This Friday, September 13th at 3:30 pm (PST) Fletcher from Pennywise will be stopping by the "Epi-Center" chat room. Drop by and ask him any questions you may have about the band.
Also, in recognition of the events of last September 11th, Jim Lindberg has drafted a new essay with his thoughts on the world at present; check it out below-
In his Pulitzer Prize winning book, "The Metaphysical Club," Louis Menand says that all the lessons Oliver Wendell Holmes learned from his experiences in civil war, of seeing his friends killed and a nation ripped apart, could be reduced to one sentence; "It is that certitude leads to violence." When people have an unshakable conviction that what they believe to be true and right, without qualification or openness to debate, they will eventually confront another group of people who hold the opposite view and the inevitable result will always be bloodshed. Though Holmes fought for the union side, he eventually found that even when you believe yourself to be on the higher ground morally, the clash that comes from conflicting ideologies will often produce even greater horrors.
On the anniversary of the tragic events of September 11th, people will be left with the agonizing question of why this terrible event occurred. Some will point to the gulf war, others to the Arab-Israeli conflict in the middle east and the U.S. support for Israel, even more will say there can be no clear answer. Much like Oliver Wendell Holmes' summation of the Civil War, it seems clear that this was the inevitable first major collision of the world's prevailing belief systems in the modern age. In the late 1800s the war was fought in our country over the issue of slavery and succession from the union, in Vietnam it was the spread of political and economic ideologies. Now the conflict arises from the clash of our planet's most fundamental, yet mutually exclusive belief systems.
Witnessing then the events of September 11th was even more difficult for the silent masses of agnostics than it was for the members of the world's established religions. Muslims, Christians and Jews believe in a whole passion play of good vs. evil, heaven and hell, God vs. Satan, and that in some all knowing way God has a purpose and a plan, and that violence, suffering and sorrow must all be a part of it. They can witness these events secure in the knowledge that the all-powerful being that protects them and listens to their prayers must in some way have a reason for allowing this kind of tragedy.

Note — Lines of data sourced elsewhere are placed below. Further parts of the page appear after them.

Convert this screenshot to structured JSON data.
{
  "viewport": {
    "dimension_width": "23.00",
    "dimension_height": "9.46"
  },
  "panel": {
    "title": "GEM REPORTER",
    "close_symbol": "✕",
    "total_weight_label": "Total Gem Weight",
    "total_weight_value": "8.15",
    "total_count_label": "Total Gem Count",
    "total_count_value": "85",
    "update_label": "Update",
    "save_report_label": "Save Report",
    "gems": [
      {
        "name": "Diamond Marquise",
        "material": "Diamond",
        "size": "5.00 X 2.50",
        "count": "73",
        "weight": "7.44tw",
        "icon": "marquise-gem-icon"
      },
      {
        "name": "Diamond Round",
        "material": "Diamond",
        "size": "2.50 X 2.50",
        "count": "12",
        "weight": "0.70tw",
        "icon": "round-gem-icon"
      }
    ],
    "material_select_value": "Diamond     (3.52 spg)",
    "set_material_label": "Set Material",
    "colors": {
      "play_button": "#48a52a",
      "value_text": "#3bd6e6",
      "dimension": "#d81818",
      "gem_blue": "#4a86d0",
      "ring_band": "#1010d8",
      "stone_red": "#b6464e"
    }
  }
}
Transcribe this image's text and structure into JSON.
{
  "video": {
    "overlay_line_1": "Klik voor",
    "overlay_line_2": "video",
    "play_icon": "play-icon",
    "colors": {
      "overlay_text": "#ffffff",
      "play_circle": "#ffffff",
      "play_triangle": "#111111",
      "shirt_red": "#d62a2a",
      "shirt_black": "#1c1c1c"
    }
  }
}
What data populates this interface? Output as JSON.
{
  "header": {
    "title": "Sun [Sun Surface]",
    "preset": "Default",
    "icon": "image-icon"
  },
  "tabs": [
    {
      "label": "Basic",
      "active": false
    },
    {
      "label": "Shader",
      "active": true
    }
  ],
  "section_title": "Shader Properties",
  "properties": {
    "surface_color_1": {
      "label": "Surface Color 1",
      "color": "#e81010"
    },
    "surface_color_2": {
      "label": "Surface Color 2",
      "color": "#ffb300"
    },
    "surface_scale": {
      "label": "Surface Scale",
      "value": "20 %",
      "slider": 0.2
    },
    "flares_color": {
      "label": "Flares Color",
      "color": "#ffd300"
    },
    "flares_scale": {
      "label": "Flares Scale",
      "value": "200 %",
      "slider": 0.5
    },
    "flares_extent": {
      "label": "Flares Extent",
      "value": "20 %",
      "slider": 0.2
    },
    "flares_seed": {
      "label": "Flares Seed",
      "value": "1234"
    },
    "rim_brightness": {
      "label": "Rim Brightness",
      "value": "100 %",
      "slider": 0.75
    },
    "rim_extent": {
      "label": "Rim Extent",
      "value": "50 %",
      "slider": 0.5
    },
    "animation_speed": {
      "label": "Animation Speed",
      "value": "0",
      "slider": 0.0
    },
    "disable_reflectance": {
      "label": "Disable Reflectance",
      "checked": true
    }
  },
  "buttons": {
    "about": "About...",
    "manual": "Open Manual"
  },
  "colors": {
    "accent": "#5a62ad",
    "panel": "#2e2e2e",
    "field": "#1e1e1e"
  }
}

Muslim extremists all over the globe respond to the call for jihad against the infidels, church going Americans proselytize on the Internet, on bumper stickers and from the white house as we ask for God's blessing for unleashing our massive war machine. We pray that God will smite our enemies who have made the fatal mistake of believing as we do in the belief system that has been passed down for generations as the un-challengeable and supreme truth. The ideologically indistinguishable teachings of the Bible, Koran and Torah are the fabric of our lives growing up, the center of our universe philosophically and spiritually. Unfortunately, the first law or commandment of all these religions is that ours is the one true God and there are no others before Him. Accordingly, we hold this intransigent belief so dearly that any challenge to our belief system can produce a homicidal, even suicidal, response to defend it. The terrorists who crashed those planes into those towers were just as assured of their entrance into heaven as Billy Graham will be on his own day of reckoning.
So for the masses of people who admit to not having all the answers when it comes to the big questions of the universe, sitting on the sidelines and watching as the faithful combatants wreak havoc on the world, the heartache of having to share the planet with the maniacally self-righteous has been a constant source of despair when you consider the seemingly infinite number of lives wasted on our own arrogance to force our beliefs on one another. The atrocities of September 11th were the latest in a long history of battles where our "certitude led to violence." The question is, when will the silent millions of those who hold the more rational belief that no one really has all the answers, convince those who think they do, that they should practice what they preach, and entertain the idea of tolerance of opposing views, and admit that we really can't be certain of anything, especially who God is? My heart goes out to the victims and their families, and to us for having witnessed it.